4D Cinema

Mamoru Iriguchi
Summerhall

4D Cinema

A clever but confusing concept is brought to life at Summerhall’s 4D Cinema this Fringe.

Sold as a production that blurs actual and virtual realities, Mamoru Iriguchi’s 4D Cinema certainly makes you question the world we live in from the outset. The audience walk in to be greeted with the man himself, wearing only boxers and preparing to put a projector screen over his head.

He begins a very stilted first half by becoming possessed by the ghost of German-American actress Marlene Dietrich. Using audience participation and segments including a ‘How To’ in Egg Nog Making, he awkwardly works his way through the old starlet’s life story. You can’t help but get the feeling that all of this ridiculousness has to be leading somewhere.

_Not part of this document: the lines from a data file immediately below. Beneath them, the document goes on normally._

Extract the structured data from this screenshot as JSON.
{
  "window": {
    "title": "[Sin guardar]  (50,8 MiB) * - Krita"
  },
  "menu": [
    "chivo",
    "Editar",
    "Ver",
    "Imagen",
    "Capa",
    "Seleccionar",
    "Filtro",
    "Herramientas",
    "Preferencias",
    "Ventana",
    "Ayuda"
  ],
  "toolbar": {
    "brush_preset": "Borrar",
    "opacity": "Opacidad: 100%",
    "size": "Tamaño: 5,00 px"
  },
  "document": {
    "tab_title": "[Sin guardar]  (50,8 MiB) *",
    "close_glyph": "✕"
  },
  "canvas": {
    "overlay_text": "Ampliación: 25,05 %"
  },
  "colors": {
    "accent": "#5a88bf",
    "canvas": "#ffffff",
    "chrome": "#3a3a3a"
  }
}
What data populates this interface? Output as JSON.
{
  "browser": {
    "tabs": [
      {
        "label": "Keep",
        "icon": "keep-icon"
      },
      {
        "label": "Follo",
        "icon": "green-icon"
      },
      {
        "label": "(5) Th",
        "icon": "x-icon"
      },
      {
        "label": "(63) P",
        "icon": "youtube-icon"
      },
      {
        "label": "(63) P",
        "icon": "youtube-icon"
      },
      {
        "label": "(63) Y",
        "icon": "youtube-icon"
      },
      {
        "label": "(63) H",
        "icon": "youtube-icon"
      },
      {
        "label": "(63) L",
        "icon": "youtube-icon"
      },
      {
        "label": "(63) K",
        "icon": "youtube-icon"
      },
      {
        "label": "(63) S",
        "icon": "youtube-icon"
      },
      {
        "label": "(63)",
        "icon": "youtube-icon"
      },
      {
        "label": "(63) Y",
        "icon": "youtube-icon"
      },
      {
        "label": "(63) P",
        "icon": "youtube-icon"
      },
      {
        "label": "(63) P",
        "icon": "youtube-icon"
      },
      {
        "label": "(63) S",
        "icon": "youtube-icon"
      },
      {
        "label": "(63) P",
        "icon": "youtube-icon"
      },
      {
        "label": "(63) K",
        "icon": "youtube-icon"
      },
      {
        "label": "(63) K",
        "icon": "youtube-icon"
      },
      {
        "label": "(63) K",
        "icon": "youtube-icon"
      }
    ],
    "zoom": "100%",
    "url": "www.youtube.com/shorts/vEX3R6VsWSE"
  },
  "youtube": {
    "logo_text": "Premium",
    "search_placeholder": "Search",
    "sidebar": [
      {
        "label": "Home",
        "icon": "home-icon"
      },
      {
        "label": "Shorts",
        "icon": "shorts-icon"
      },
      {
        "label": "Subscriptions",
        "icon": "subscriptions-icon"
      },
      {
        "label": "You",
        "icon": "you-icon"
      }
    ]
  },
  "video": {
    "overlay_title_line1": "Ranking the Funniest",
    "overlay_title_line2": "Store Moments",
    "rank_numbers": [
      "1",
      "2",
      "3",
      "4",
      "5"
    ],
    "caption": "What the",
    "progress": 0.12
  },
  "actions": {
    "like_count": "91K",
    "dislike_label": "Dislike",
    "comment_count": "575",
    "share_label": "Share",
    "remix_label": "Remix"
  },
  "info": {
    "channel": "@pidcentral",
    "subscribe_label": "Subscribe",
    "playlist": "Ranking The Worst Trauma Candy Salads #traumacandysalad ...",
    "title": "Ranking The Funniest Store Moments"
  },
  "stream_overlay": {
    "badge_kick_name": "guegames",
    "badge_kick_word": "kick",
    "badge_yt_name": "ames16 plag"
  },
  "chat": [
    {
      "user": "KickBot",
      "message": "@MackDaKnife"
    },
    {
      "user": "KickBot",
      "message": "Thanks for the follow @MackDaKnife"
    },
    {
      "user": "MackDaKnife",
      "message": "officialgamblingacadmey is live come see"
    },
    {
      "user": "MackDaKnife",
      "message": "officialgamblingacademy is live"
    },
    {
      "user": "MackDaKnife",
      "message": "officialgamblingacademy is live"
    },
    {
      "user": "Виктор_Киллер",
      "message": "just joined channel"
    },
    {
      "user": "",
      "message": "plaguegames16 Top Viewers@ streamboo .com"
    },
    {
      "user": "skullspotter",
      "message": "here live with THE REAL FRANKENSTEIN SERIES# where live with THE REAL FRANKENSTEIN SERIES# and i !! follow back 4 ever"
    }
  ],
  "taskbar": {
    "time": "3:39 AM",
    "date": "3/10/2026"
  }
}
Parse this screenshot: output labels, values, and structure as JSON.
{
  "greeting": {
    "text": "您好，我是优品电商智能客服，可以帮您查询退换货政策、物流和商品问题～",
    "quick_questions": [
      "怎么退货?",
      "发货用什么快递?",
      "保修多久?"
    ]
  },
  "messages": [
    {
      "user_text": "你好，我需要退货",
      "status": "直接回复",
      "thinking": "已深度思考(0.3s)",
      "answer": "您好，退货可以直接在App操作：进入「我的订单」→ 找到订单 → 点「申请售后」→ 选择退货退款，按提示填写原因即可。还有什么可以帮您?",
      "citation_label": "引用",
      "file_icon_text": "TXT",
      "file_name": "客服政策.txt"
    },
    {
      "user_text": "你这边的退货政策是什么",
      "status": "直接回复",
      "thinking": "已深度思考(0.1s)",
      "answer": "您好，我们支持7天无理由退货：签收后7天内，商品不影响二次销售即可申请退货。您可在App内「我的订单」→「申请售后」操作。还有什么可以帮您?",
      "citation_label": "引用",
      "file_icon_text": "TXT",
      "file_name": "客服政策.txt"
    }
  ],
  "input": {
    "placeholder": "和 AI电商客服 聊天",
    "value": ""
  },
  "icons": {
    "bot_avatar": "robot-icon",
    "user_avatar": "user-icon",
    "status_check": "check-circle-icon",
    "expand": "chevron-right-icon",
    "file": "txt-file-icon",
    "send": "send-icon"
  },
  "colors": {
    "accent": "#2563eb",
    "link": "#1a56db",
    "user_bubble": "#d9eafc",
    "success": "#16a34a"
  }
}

Unknowingly, the whole first half has been recorded and the second act is yet another retelling of Dietrich’s life but this time somewhat bleaker. Using a video of the show we have just witnessed played backwards, Iriguchi uses subtitles to play out a very different, darker life for the once famous Hollywood star.

The piece certainly begins to question where beginnings and endings start and begin and the subjective nature that film has created in its evolution. Yet the deeper into the piece you go, the more lost its meaning seems to get in translation.

Iriguchi evidently loves his work and that certainly comes across in the fifty-minute performance but if you are searching for a fun-filled hour of technical wizardry this is not the show for you.